Proviamo a calarli nella realtà di cui lei si occupa. Qual è il passaggio chiave?

«L’idea che l’innovazione vive di tensioni tra gli opposti. Ad esempio lentezza e velocità. Quando è scoppiata la pandemia il vaccino è stato messo sul mercato in tempi record ma quella azione così tempestiva è stata il frutto di anni e anni di ricerca lenta. Altro caso: l’innovazione prevede il coinvolgimento di attori molteplici che però devono essere coordinati per generare un servizio o un prodotto unico. Come detto, ci si muove sempre fra gli opposti».

Questo è il «metodo Calvino», quindi. Come lo si applica all’intelligenza artificiale?

«Mettendo subito in campo un ossimoro: è una grande opportunità che porta con sé grandi rischi».

Questo è certo, ma dov’è il punto di svolta?

«Nella capacità di governare il fenomeno. È tutto qui. Se si riesce a farlo si possono cogliere tanti frutti in moltissime professioni. L’Ia può essere preziosa per sviluppatori di software, giuristi, docenti, medici. Le opportunità sono enormi».

Ma gli effetti possono essere disastrosi. Senza immaginare scenari apocalittici, non teme che delegare all’Ia possa «appiattire» l’essere umano e impoverirne le conoscenze?

«Prendo ad esempio un docente. Deve fare una lezione e decide di farla sviluppare a Chat Gpt»

Ecco, appunto. Non è un appiattimento?

«Un attimo. Il docente deve comunque elaborare una domanda che non è soltanto la mera stesura di una stringa di parole. Bisogna inquadrare bene il problema, formulare correttamente il quesito. Direbbe Calvino che l’ars interrogandi è uno dei “gelosi attributi degli esseri umani”».

D’accordo, la domanda. Ma le risposte? L’intelligenza artificiale «pensa» meglio dell’uomo?

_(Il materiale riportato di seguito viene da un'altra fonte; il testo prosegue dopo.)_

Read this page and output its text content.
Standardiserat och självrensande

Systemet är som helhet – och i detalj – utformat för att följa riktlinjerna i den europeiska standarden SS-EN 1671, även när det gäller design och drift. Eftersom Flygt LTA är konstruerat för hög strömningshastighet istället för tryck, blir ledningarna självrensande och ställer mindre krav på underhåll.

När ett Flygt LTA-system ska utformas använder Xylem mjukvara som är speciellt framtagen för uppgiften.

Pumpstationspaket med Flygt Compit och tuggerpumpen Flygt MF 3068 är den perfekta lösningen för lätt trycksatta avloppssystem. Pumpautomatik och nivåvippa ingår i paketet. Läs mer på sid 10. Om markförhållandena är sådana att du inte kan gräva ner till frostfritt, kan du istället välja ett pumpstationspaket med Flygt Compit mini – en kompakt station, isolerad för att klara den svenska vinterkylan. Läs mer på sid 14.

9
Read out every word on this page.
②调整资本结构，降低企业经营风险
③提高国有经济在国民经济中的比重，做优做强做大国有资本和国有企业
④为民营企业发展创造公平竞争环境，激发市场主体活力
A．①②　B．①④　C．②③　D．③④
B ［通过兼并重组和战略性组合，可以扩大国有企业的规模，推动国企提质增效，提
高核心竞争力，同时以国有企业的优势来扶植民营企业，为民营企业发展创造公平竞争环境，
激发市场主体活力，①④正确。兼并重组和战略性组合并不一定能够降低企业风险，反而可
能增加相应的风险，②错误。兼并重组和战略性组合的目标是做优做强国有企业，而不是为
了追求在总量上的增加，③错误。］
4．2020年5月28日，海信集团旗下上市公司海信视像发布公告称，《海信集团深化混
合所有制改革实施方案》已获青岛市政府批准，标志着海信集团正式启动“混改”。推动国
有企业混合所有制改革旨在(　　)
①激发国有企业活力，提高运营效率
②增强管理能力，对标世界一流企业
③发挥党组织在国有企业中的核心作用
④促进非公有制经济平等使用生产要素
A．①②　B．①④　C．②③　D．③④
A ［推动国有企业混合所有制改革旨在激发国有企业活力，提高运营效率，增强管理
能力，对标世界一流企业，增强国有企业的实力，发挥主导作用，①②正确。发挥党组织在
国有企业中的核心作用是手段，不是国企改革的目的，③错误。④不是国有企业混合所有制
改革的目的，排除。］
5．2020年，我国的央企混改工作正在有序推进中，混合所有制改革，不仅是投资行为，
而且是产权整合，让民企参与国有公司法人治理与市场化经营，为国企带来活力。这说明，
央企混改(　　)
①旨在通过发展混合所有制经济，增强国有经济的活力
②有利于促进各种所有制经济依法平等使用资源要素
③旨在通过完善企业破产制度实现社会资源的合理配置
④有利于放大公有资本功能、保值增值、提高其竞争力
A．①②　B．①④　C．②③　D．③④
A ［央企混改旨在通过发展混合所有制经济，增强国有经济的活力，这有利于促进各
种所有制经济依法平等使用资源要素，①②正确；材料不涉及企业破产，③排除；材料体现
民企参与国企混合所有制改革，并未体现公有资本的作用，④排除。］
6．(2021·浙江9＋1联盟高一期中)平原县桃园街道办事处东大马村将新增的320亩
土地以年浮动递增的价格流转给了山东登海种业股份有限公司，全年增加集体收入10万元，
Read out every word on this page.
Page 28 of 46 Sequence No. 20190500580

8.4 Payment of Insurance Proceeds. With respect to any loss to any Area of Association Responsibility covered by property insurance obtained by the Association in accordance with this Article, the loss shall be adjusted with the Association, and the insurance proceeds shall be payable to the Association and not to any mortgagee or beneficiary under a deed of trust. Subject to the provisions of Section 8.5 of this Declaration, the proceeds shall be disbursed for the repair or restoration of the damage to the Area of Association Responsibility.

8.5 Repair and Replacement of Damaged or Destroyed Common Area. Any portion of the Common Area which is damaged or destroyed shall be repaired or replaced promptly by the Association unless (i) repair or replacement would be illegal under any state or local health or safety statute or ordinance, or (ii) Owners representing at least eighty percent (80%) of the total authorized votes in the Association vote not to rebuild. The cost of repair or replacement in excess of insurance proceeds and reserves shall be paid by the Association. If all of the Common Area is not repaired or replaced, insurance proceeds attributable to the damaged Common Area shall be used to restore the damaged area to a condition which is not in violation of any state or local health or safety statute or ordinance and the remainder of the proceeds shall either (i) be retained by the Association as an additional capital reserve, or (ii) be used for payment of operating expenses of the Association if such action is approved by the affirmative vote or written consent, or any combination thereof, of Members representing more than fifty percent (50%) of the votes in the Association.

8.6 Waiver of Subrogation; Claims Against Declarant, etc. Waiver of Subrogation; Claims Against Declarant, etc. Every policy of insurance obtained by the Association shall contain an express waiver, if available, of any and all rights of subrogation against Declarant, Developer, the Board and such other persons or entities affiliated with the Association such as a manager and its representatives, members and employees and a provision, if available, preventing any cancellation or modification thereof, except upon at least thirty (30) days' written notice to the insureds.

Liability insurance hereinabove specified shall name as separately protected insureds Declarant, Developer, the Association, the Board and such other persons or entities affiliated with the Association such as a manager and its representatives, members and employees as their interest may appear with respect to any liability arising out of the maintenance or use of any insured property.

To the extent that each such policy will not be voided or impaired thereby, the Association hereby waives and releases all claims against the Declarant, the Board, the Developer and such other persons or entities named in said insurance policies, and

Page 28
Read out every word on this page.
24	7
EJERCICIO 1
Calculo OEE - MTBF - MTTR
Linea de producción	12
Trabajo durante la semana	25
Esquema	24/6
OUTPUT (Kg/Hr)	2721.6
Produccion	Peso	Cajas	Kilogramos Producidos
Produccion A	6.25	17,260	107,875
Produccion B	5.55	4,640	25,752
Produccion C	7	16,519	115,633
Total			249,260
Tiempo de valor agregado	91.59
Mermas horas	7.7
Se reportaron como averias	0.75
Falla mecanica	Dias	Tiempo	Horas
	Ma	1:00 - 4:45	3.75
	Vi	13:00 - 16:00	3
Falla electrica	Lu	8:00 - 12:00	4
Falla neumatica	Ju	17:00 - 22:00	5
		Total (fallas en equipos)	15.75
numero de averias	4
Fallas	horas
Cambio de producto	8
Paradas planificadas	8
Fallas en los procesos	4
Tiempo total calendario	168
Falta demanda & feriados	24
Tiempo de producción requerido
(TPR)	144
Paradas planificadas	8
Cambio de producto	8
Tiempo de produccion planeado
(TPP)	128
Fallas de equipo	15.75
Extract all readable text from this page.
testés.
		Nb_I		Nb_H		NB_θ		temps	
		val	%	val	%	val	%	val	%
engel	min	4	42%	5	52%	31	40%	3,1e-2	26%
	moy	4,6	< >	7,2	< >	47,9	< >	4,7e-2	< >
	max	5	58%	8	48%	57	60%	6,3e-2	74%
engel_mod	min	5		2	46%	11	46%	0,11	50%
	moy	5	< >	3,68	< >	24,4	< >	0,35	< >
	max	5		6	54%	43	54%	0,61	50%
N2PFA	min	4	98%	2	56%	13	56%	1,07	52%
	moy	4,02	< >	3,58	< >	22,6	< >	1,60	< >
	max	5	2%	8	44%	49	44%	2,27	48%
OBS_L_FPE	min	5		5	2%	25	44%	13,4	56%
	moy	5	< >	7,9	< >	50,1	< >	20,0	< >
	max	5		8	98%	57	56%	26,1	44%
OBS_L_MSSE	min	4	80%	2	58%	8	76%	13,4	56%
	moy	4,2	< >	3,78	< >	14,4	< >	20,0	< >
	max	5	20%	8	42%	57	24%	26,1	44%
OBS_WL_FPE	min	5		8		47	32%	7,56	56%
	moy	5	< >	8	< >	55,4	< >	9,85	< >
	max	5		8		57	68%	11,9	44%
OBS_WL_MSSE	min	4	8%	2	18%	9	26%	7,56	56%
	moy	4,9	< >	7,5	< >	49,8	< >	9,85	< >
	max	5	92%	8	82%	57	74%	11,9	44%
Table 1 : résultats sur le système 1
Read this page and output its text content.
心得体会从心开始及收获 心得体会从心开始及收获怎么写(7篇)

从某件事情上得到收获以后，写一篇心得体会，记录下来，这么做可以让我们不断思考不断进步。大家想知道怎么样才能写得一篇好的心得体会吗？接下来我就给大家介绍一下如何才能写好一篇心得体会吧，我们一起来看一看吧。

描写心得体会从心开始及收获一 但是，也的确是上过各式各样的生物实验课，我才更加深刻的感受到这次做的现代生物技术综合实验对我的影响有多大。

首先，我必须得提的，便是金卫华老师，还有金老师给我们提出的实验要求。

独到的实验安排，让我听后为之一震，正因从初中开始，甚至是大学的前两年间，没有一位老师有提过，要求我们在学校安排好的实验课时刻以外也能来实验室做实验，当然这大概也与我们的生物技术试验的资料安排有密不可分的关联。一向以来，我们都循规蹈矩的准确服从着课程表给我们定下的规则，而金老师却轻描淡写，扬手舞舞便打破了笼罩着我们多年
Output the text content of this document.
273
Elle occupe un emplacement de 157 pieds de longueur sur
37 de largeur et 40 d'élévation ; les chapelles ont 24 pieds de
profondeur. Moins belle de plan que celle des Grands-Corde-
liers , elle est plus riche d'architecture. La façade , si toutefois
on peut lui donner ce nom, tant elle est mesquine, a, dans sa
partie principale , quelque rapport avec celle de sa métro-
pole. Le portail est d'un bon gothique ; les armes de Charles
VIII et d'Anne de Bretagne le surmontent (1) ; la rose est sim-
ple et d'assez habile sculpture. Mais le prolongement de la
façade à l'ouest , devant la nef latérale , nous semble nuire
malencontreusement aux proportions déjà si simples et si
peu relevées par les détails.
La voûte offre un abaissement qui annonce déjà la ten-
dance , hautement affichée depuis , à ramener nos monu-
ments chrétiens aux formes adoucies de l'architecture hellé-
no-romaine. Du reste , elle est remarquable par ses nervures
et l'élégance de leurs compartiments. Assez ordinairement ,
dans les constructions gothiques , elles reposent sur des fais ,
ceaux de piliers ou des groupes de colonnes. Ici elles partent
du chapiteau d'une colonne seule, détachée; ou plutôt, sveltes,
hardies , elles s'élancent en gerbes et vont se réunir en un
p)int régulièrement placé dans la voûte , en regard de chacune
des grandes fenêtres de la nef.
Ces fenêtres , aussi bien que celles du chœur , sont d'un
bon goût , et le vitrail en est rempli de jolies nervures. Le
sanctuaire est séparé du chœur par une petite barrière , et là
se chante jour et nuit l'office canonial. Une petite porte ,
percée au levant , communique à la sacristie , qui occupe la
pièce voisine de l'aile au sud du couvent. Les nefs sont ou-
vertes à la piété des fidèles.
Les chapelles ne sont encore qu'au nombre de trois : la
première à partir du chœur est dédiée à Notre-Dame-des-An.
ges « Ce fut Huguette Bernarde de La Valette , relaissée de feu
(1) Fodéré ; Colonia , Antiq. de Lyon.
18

«Mettiamola così: la creatività, gelosamente umana, è “divergente” perché spinge sulla originalità delle combinazioni. Mentre il processo sviluppato dall’Ia è “convergente”, cioè si basa sulla ricerca della massimizzazione delle probabilità che due o più concetti siano stati già connessi. Lo spartiacque è questo. Ma ripeto, al di là dei tecnicismi, l’importante è pensare a come governare il fenomeno».

Quesito secco, allora: come si governa?

«Comincio dal mio ambito: bisogna rinnovare i processi di formazione. Lo specialista non basta più. Serve integrare le competenze verticali con quelle orizzontali, cioè generaliste. Ancora un ossimoro: i generalisti specializzati».

Andiamo avanti.

«Evitare gli eccessi di regolamentazione che soffocano lo sviluppo e, infine, interrompere quel circolo vizioso che ci porta ad affrontare i problemi del presente e del futuro con soluzioni del passato».

Altra lezione calviniana: bisogna disobbedire?

«Sì, esatto. La scienza è distruzione creatrice come diceva Joseph Schumpeter. Da una parte distruggo, dall’altra creo. L’imprenditore deve avere visione, coraggio. Deve saper concretizzare ed eseguire».

Quando si parla di questi temi, l’Italia sembra davvero il «visconte dimezzato». E non nel senso della tensione fra gli opposti, ma perché sembra sempre che corra con una gamba sola. Qual è il problema?

«Il punto è che non esiste l’innovatore solitario. Ci sono ecosistemi complessi con tanti attori: università, centri di ricerca, risorse che arrivano dal pubblico».

Traduco: anche Elon Musk prende soldi dallo Stato.

«Il problema è che in Italia questo ecosistema non funziona benissimo ma possiamo farlo funzionare meglio, partendo dalle tante eccellenze universitarie disseminate sul territorio, tra cui quelle pugliesi. Il punto è legare l’ecosistema della ricerca con quello dell’imprenditoria».

Non si parlano?

«Si parlano poco anche perché usano linguaggi diversi come è giusto che sia. E tuttavia la collaborazione è essenziale».

Che ruolo possono giocare le risorse del Pnrr?

«I tecnopoli sono un frutto tangibile di questo genere di investimenti: sono spazi fisici che permettono sinergie innovative. La strada è questa».

Vale anche per il Mezzogiorno?

«Naturalmente sì, non è separato dal contesto. E tuttavia il Sud ha una grande opportunità: ripensare le proprie istituzioni da una prospettiva innovativa. Le risorse per farlo ci sono e non mi riferisco solo al Pnrr. Ma penso anche a noi accademici e alla necessità di far un passo indietro, mettersi in gioco in modo diverso collaborando con le imprese per dare un contributo allo sviluppo del Paese. Certo così qualcosa si perde, ma si vince solo insieme».